Ainsi développer les qualités de négociation entre complicité et rivalité, copie et originalité (avec quel écart la copie devient-elle (l’) originale ? ..), faire avec et contre.
On pensera facilement à Picasso et Braque , Monet et Renoir au coude à coude devant la même guinguette de la Grenouillère, au même thème se répliquant de Purcell à Lully via Bach ou Vivaldi, ou à ces chefs cuisiniers se volant leurs secrets en les dégustant ensemble autour de la même table.

  • Démythifier -par la pratique toujours- la réussite au premier coup : « le tableau de maître », comme on dirait un coup-de-maître en escrime : unique, fatal, définitif, sans hésitation préalable.
    • Donc gérer la recherche artistique comme un travail brouillonnant-bouillonnant et non- tendu vers une image modèle idéale unique.
      Souvent je fais remarquer à mes élèves
      « Si Picasso avait jeté ses études comme vous vos brouillons de maths ! ... » ...
    • Donc : brouiller la distinction entre recherches et œuvre.
    • Afficher la pluralité et la validité des recherches -solutions à un même problème s’oppose à l’attente dominante de type arithmétique qu’ils ont en tête :
      une question = une seule réponse exacte.
      ...unique et exacte...
  • L’attitude heuristique. (c’est à dire les attitudes adaptées face aux situations de recherche.)
    • Admettre la « sérendipité » - à savoir : trouver ce que l’on ne cherchait pas quand on ne trouvait pas ce que l’on cherchait.
    • On peut avoir pensé un projet et ensuite chercher les bons moyens de le réaliser, mais on peut accepter de donner -redonner- du sens à postériori : à ce qui nous a échappé ou à un hasard, rebaptiser le résultat à l’issue de ce moment de réflexion rétrospective dont je parlai plus haut.

Cette fameuse part d’inconnu-révélé, la singularité d’une production qui se construit, pose aussi le problème du « nouveau » en art.
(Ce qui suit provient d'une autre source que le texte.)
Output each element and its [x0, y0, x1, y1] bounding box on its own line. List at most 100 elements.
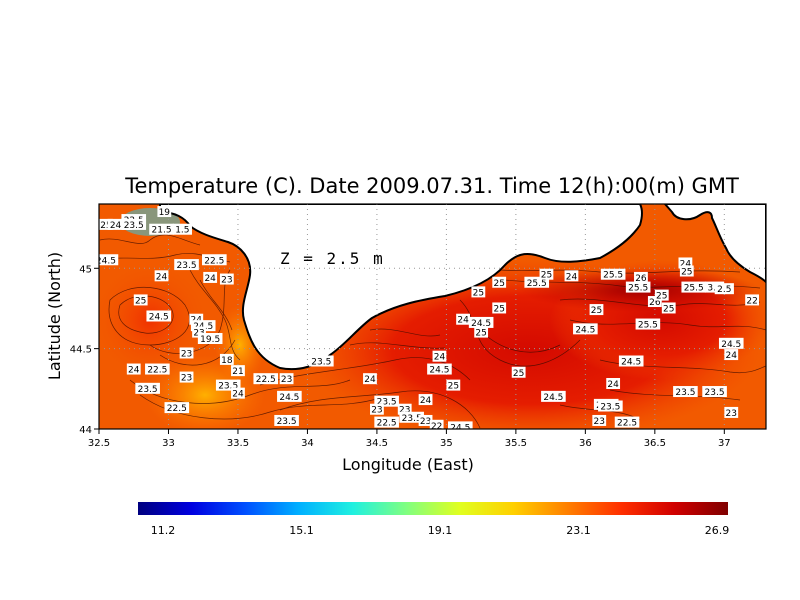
contour-label-text: 23 [594, 417, 605, 427]
contour-label-text: 23 [399, 406, 410, 416]
contour-label-text: 24 [232, 390, 244, 400]
contour-label: 22.5 [614, 416, 640, 429]
contour-label-box [492, 276, 507, 288]
contour-label-text: 24.5 [429, 366, 449, 376]
contour-label: 24 [456, 313, 470, 326]
contour-label-text: 23.5 [600, 403, 620, 413]
contour-label: 25 [492, 276, 507, 289]
contour-label-text: 25.5 [628, 284, 648, 294]
contour-label: 25 [654, 289, 669, 302]
contour-label: 24.5 [541, 390, 566, 403]
contour-label-box [661, 302, 676, 314]
contour-label-text: 24 [204, 274, 216, 284]
contour-label: 24 [432, 350, 447, 363]
contour-label: 3.5 [704, 281, 725, 294]
contour-label: 22.5 [164, 402, 190, 414]
contour-label-box [704, 281, 725, 293]
contour-label-text: 23 [221, 276, 232, 286]
contour-label-text: 23.5 [311, 358, 331, 368]
x-tick-label: 37 [718, 438, 731, 449]
land-masses [159, 204, 766, 371]
contour-label-box [492, 302, 507, 314]
contour-label: 22.5 [202, 254, 227, 266]
contour-label-box [231, 387, 245, 399]
contour-label: 2.5 [714, 283, 734, 295]
contour-label-text: 23.5 [177, 261, 197, 271]
contour-label: 23.5 [374, 395, 399, 408]
contour-label: 23 [592, 414, 607, 427]
contour-label-box [634, 271, 648, 283]
contour-label-box [573, 323, 598, 335]
contour-label: 19 [157, 206, 172, 218]
contour-label-text: 25 [541, 271, 552, 281]
contour-label-box [702, 386, 727, 398]
contour-label-text: 25 [100, 221, 111, 231]
contour-label-text: 1.5 [175, 226, 189, 236]
contour-label: 22 [429, 419, 444, 429]
contour-label-box [446, 379, 461, 391]
contour-label: 25.5 [681, 281, 707, 294]
contour-label-text: 18 [221, 356, 233, 366]
contour-label: 1.5 [172, 223, 192, 236]
contour-label-box [564, 270, 579, 282]
contour-labels: 2524.522.523.51921.51.524.523.522.524242… [99, 206, 760, 429]
colorbar-ticks: 11.2 15.1 19.1 23.1 26.9 [151, 524, 730, 537]
contour-label-box [654, 289, 669, 301]
contour-label: 23 [219, 273, 234, 286]
contour-label-text: 25.5 [527, 279, 547, 289]
contour-label: 23 [397, 403, 412, 416]
contour-label-text: 23.5 [218, 382, 238, 392]
contour-label-text: 2.5 [717, 285, 731, 295]
x-tick-label: 36.5 [644, 438, 666, 449]
contour-label-box [274, 414, 299, 426]
contour-label: 24 [678, 257, 693, 269]
contour-label-box [146, 310, 172, 322]
x-tick-label: 32.5 [88, 438, 110, 449]
contour-label: 25.5 [600, 268, 626, 281]
contour-label-text: 23 [181, 349, 192, 359]
contour-label-box [154, 270, 169, 282]
contour-label-box [625, 281, 651, 293]
contour-label-text: 25 [473, 288, 484, 298]
contour-label: 24.5 [277, 390, 302, 403]
contour-label-text: 22.5 [377, 419, 397, 429]
contour-label-box [600, 268, 626, 280]
contour-label: 24 [126, 363, 141, 376]
contour-label-text: 25 [135, 296, 146, 306]
contour-label: 25 [539, 268, 554, 281]
contour-label-box [164, 402, 190, 414]
contour-label-box [174, 259, 199, 271]
contour-label: 23 [370, 403, 384, 416]
contour-label-text: 25 [663, 304, 674, 314]
contour-label-box [202, 254, 227, 266]
contour-label: 25 [511, 366, 526, 379]
contour-label: 24 [724, 349, 739, 361]
contour-label: 24 [154, 270, 169, 282]
contour-label-text: 22.5 [147, 366, 167, 376]
x-tick-label: 34 [301, 438, 314, 449]
contour-label-box [474, 326, 489, 338]
contour-label-box [370, 403, 384, 415]
contour-label: 23.5 [174, 259, 199, 271]
contour-label-box [126, 363, 141, 375]
contour-label-box [215, 379, 241, 391]
contour-label: 24.5 [99, 254, 119, 266]
contour-label-text: 24 [607, 380, 619, 390]
contour-label-box [157, 206, 172, 218]
contour-label: 25 [679, 265, 694, 278]
contour-label: 22 [745, 294, 760, 306]
contour-label: 23 [279, 373, 294, 385]
contour-label: 22.5 [145, 363, 170, 376]
contour-label-text: 19 [159, 208, 171, 218]
contour-label-box [432, 350, 447, 362]
contour-label-box [524, 276, 550, 288]
contour-label: 25 [99, 218, 113, 231]
x-axis-label: Longitude (East) [342, 455, 474, 474]
contour-label-text: 24 [156, 272, 168, 282]
contour-label-text: 24.5 [471, 319, 491, 329]
contour-label: 25 [661, 302, 676, 314]
contour-label-text: 24.5 [543, 393, 563, 403]
y-tick-label: 44 [79, 425, 92, 436]
contour-label: 23.5 [598, 400, 623, 413]
contour-label-box [219, 353, 234, 365]
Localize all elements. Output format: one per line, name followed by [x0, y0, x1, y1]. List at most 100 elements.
Le nouveau est-il une condition de la création artistique ? Je n’ouvre pas ici la question générale.
En tous cas, au niveau de notre enseignement, il est souhaitable de pointer ce en quoi toute production même la plus simpliste ou stéréotypée, propose l’émergence de nouveau, de surprenant ou de singulier, à l’échelle de l’élève lui-même dans son parcours -à l’échelle de son entourage ou de la classe- et peut-être un jour, plus tard, au niveau de l’art …..

Là aussi -à la propre échelle de l’élève il faut lui montrer la trace d’un écart entre la forme attendue et la forme adoptée.

  • Pour finir … une envie … un espoir =
    Que tous ces points de contacts entre l’élève, ses pratiques, et des démarches artistiques, dépassent le domaine des arts plastiques et que tout ce qui a pu se construire dans nos cours et ateliers puisse avoir une résonance dans les autres domaines de l’imaginaire et de la vie citoyenne.
    • Se donner des libertés, dans un respect social, mais sans avoir à en rendre compte.
    • Admettre par-là la part de liberté des autres face à l’incompréhensible de leur expression.
    • Savoir se situer devant cet incompréhensible. Combien de fois notre inculture n’a-t-elle pas relégué l’Étrangeté de l’autre dans l’injure ou l’excuse de la Folie...
    • Admettre ou refuser les formes nouvelles mais pas sans questionnement critique sur le réel des choses : oui au « j’aime-j’aime pas » mais comme conclusion d’un jugement construit et où « je » n’est pas épargné …

 En bref, pour notre élève : être capable d’inventer ….de « s’inventer » lui-même.

 Et aussi, tant que j’y pense, capable de poser la question :

Dans le patinage, où est l’artistique ?
Pourquoi y-a-t-il un flou mais pas de netteté artistique ?

Écrit dans un état de conscience modifiée par les lectures de Danto, Kandinsky , Mondrian , Didier Anzieu , Joelle Gontier …

Bernard Decourchelle - ARt’RESEAU 2009 (PDF de 28.5 ko)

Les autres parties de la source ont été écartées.